Il faut également rappeler qu’au procès de Pétain, les ambassades américaine et d’Angleterre protesteront et que le secrétaire général du parti conservateur Kenneth de Courcy, proche de Churchill, dira à la Haute Cour : « De Gaulle sans Pétain, Pétain sans De Gaulle , n’auraient pas obtenu séparément pour la France, ce qu’ils ont obtenu ensemble » (même conclusion que l’historien de la marine américaine)

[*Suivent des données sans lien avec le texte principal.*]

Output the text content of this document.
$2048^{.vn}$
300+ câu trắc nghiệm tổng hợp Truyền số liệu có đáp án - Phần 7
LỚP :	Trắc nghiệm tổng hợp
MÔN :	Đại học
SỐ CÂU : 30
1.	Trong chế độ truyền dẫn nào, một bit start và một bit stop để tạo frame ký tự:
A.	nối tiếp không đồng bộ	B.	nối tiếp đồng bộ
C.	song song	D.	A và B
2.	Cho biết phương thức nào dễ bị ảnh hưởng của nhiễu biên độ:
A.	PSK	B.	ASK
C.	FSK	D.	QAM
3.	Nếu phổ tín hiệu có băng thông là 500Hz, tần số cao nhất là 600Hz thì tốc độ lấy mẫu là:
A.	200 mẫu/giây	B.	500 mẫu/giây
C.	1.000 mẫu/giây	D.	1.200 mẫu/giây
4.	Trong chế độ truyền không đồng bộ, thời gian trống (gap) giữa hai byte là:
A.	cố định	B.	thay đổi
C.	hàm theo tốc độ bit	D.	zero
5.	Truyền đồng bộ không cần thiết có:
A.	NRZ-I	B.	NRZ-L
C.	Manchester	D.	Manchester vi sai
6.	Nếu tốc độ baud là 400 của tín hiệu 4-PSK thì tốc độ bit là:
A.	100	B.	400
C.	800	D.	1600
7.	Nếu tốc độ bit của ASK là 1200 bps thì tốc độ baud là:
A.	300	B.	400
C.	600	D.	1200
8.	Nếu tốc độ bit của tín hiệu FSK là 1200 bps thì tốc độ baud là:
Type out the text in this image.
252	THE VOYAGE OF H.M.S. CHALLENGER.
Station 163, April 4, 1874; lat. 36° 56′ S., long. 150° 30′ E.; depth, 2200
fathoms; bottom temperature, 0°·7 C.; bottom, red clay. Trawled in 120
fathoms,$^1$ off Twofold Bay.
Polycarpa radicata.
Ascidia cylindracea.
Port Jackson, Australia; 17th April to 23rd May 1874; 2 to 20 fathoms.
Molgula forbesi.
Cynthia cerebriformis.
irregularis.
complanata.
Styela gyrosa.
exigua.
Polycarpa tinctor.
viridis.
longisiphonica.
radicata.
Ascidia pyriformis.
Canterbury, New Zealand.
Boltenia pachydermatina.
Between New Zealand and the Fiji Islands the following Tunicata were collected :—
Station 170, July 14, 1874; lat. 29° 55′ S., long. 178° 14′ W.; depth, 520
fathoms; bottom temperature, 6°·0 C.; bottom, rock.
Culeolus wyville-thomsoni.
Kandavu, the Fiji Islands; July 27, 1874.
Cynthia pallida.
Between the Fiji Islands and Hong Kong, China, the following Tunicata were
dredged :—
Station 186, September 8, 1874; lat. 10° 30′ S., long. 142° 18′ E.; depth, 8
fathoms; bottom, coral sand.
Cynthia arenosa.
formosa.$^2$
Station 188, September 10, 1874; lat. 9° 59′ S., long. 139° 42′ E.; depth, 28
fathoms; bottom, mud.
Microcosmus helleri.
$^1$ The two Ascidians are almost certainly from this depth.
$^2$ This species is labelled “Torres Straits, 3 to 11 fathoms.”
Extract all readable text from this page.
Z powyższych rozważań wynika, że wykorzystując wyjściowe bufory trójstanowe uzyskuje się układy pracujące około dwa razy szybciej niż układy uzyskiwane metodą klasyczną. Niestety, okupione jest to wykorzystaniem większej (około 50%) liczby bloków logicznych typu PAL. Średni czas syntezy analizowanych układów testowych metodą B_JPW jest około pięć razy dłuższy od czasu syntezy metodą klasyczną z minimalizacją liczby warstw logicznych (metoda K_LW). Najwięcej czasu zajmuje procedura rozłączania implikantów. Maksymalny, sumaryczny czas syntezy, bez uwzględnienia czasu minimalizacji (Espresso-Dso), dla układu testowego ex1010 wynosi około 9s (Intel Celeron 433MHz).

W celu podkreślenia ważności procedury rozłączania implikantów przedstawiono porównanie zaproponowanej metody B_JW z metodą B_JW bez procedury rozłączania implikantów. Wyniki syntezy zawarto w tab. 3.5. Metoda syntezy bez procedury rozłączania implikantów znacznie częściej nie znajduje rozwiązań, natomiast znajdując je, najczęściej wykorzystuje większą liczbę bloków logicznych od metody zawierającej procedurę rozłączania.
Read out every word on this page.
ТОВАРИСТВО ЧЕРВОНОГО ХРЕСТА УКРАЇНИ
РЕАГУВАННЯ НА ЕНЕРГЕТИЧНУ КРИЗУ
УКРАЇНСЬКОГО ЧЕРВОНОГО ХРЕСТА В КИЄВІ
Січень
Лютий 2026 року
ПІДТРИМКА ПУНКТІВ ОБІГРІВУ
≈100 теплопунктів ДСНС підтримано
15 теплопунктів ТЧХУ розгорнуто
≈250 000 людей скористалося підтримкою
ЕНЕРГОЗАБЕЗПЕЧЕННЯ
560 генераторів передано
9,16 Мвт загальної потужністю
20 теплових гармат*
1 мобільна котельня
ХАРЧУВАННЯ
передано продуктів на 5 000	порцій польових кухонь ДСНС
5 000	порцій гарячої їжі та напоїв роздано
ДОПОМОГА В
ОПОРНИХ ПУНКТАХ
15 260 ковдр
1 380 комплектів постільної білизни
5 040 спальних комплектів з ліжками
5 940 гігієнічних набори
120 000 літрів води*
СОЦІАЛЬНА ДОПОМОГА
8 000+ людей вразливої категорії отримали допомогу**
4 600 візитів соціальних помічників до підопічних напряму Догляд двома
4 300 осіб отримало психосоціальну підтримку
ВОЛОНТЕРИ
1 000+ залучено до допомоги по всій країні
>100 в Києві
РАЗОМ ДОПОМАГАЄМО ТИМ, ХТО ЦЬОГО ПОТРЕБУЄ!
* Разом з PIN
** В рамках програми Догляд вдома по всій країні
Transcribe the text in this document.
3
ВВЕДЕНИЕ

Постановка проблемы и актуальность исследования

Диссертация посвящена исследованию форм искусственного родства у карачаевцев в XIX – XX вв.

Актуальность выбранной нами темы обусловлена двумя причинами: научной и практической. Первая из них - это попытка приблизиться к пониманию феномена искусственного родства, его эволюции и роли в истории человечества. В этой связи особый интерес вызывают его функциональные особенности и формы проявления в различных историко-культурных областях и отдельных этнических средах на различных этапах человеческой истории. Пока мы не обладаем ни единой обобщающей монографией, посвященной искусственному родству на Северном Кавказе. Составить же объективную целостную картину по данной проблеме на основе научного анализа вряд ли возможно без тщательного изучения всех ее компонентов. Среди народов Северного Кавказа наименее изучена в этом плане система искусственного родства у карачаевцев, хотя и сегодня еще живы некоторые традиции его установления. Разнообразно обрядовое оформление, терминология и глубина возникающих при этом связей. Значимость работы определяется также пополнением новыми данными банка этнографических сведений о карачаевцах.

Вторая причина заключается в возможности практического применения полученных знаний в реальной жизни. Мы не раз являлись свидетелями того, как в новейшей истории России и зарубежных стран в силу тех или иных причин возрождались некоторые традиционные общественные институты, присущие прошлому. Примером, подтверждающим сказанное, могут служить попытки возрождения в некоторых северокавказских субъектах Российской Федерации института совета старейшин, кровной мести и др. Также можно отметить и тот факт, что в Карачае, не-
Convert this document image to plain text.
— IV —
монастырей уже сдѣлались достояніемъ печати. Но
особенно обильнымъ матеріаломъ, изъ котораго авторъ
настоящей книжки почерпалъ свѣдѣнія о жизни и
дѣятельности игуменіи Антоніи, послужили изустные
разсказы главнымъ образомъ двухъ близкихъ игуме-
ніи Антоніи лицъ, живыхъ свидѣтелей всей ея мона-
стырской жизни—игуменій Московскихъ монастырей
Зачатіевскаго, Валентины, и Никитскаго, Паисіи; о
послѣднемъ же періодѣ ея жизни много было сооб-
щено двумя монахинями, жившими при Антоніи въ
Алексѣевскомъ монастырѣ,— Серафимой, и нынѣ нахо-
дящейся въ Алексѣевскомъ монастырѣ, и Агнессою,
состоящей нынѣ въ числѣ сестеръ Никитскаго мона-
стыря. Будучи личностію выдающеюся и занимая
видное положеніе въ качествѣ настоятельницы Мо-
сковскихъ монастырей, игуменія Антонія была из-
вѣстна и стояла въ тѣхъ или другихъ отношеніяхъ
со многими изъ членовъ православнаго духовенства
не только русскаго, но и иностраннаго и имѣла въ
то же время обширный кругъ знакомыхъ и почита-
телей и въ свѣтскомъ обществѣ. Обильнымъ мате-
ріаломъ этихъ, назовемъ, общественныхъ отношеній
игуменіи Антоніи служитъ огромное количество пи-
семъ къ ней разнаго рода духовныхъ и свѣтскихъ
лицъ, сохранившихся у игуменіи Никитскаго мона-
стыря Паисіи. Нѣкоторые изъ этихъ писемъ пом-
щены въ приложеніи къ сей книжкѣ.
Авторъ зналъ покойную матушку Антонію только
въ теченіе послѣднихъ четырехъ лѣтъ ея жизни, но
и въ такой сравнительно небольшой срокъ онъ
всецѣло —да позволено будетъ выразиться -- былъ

Enfin, bien avant ce procès et peu de temps avant sa fin, Hitler réaffirme dans son testament politique sa méfiance vis-à-vis de la France à l’égard de laquelle « l’erreur de notre politique a été la plus complète » et le 20 février 1945 il résume son échec ainsi: « décidemment, les latins nous fichent la poisse ! Pendant que je me rendais à Montoir pour y avaliser une ridicule politique de collaboration avec la France, puis à Hendaye (en fait il s’y est rendu avant Montoir) pour y subir l’accolade d’un faux ami, un troisième Latin, qui celui-là était mon ami, profitait du fait que j’étais occupé ailleurs, pour mettre en branle sa funeste campagne contre la Grèce ».
Et on comprend alors, en paraphrasant Clausewitz, que pour Pétain, l’Armistice était la poursuite de la guerre par d’autres moyens.
Résultat : l’Afrique du Nord et Dakar que lorgnait l’État-major allemand, la flotte française que convoitait l’Amiral Raeder, ont échappé aux Allemands, de même avec un taux de survie de 75% en Métropole et de 100% en Afrique du Nord, soit un taux de survie moyen de 90%, les populations ciblées par la haine nazie sous domination française ont eu le taux de survie le plus élevé de tous les pays occupés par les Allemands.
Et qui d’autre que Pétain aurait pu obtenir ces conditions face à Hitler? Paul Raynaud ... ?
C’est ce que retiendront les prochaines générations grâce aux apports d’esprits indépendants comme Jacques Boncompain.
Il fallait que tout cela soit dit et redit. Ces deux ouvrages méritent bien 5 étoiles.